Adventures in Colorado and around the World

The Start of the Climb: Day 5 on the High Sierra Trail

After two 15+ mile days, we were all looking forward to a relatively easy 8 miles. Unfortunately our camp at Junction Meadows was there lowest we would be until we exited the trail at Whitney Portals 3 days later. From camp it was almost all uphill to the top of Mount Whitney.

Since we were only hiking 8 miles, we decided to have a relatively slow morning. By this point, we were all used to rising with the sun, but took a little time with our morning chores.

As expected, the trail started uphill as soon as we left camp. I was quickly stripping layers as I warmed up on the switchbacks. We quickly rose above the trees and could start to see the Kaweah peaks starting to peek up from the west.

We flip-flopped with our friend Jim from the previous day. When we’d stop at the same place, he’d sit close to us but didn’t want to be drawn into conversation. After an extended break at a waterfall where we filtered water, ate some snacks, and Jason fell in the water, we eventually pulled ahead of him for good for the day.

The hot springs magic from the previous day was still working it’s magic because my back and legs felt good, even with all the climbing. After about 4 miles of continuous uphill hiking, we took a lunch break at the junction with the John Muir Trail. The trail junction was noticeably more crowded than any of section of trail we had encountered to that point, but wasn’t nearly as bad as I was expecting. We heard from many hikers that a lot of people had postponed their plans because fires had closed Yosemite.

After our lunch break we started on the remaining 4 miles to our camp near the Crabtree Ranger Station. The rest and the increasing heat and altitude didn’t do me any favors. I soon found myself slogging along at the back of our little pack again. It didn’t help that we immediately started up an exposed hill after relaxing for almost an hour.

Most of the time when I’m feeling slow I fixate on my GPS, telling myself I won’t look at it for x minutes. Then when I inevitably look, I think my GPS is lying because there is no way I could be moving that slow. It’s usually not that slow, but in this instance I was really moving slow.

I can’t even take a decent picture when I’m like that

Luckily all uphills eventually level out, and this one leveled out in a completely new-to-us environment. We reached a plateau of dry desert and dead trees. I was probably dehydrated at this point because I remember stumbling through it in a dream-like haze. Unfortunately I didn’t take as many pictures as I remember during this section so I can’t compare memories to the reality of photos. It did snap me out of my misery though.

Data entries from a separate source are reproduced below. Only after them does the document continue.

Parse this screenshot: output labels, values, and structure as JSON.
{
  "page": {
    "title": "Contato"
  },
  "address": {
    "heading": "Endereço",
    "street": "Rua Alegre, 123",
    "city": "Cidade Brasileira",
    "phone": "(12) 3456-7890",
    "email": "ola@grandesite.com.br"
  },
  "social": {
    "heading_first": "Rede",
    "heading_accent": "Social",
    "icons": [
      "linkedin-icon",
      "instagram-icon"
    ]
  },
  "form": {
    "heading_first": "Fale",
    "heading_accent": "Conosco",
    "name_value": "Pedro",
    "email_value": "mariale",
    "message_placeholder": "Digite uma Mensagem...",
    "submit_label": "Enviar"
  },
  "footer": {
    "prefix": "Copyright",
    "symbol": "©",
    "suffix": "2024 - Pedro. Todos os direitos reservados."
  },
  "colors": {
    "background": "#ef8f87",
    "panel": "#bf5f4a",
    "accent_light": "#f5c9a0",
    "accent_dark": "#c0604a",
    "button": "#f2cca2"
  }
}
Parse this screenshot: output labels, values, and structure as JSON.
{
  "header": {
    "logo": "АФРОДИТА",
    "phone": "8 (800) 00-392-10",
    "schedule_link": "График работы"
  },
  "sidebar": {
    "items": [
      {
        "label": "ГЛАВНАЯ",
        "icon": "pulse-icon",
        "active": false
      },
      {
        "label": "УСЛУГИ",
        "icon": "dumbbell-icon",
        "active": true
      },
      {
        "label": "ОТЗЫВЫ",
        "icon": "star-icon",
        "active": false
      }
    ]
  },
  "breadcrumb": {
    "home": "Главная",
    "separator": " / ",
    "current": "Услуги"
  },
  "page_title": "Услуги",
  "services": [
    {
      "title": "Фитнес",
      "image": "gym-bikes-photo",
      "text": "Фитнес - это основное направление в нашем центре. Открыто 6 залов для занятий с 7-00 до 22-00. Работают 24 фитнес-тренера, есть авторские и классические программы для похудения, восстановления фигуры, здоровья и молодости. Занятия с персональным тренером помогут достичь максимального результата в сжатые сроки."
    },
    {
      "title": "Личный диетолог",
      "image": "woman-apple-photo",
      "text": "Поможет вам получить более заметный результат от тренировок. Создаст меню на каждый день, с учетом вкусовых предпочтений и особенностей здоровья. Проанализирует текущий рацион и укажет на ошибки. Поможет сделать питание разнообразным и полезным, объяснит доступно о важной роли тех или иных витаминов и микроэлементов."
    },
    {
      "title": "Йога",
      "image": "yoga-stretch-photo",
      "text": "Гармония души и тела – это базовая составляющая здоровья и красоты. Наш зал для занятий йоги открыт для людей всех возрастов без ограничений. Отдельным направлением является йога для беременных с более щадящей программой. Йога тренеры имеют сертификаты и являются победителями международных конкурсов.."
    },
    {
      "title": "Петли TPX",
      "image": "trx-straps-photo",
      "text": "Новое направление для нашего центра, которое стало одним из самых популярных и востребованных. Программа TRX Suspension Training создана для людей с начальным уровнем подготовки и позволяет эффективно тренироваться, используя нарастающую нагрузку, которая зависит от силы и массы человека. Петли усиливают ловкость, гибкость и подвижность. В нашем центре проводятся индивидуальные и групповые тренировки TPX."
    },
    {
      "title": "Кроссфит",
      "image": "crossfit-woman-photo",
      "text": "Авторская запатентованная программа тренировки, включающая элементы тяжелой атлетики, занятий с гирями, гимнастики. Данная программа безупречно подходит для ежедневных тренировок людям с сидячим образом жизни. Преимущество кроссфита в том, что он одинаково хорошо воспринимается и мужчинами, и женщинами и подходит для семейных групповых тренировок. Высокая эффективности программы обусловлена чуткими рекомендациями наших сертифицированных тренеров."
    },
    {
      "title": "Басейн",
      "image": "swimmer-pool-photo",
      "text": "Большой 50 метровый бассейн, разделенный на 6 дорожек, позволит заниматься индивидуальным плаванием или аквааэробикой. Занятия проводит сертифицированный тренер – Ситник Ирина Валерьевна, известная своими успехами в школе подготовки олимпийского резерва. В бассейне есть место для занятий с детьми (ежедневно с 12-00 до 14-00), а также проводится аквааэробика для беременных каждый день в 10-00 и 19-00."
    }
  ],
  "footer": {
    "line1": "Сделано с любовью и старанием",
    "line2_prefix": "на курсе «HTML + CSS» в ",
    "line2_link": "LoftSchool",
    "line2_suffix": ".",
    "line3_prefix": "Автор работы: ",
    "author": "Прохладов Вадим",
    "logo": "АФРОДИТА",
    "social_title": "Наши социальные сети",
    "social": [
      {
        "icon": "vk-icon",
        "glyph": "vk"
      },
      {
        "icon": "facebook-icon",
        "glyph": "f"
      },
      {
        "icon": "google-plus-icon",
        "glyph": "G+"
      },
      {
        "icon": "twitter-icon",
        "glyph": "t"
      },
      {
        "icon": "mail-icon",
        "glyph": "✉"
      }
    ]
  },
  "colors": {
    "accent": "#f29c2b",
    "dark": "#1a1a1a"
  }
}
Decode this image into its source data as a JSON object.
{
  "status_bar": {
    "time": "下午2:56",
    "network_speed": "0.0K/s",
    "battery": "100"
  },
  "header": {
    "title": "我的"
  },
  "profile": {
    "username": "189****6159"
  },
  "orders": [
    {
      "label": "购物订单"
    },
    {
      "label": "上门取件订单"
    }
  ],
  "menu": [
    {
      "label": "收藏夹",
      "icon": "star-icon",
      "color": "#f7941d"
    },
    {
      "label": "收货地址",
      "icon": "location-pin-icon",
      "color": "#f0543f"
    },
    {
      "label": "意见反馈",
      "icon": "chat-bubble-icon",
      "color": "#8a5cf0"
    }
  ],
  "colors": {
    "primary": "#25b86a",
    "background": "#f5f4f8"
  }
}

We eventually made it to the junction with the Pacific Crest Trail and followed the sign to the Crabtree Ranger Station (as opposed to the Crabtree camping area which followed the PCT for a little longer). The trail was steep going up and down into sandy washes.

At the next trail junction we found a box of WAG bags (backcountry toilets in a bag) that we would need to use the following day or two while we were in the Whitney Zone. The WAG bags allow you to do your business without having to dig cat holes and pollute the fragile alpine environment.

We picked up a WAG bag and hiked the short 0.2 miles to our home for the night. Even though it felt like I was moving at a glacial pace and we had a relaxing morning, we still made it to camp by 1 pm.

With all the extra daylight we alternated relaxing and exploring. We checked out the ranger station, and even met up with the ranger on our way back to camp. We found the open air pit toilet, our first since leaving Hamilton Lake and the only one that didn’t have angry bees swarming in or around it. Overall it was a pleasant day, hiking through amazing scenery. That and the fact that we decided we would only hike 3.4 miles to Guitar Lake the next day did wonders for my mood. Tomorrow we would enter the Whitney Zone!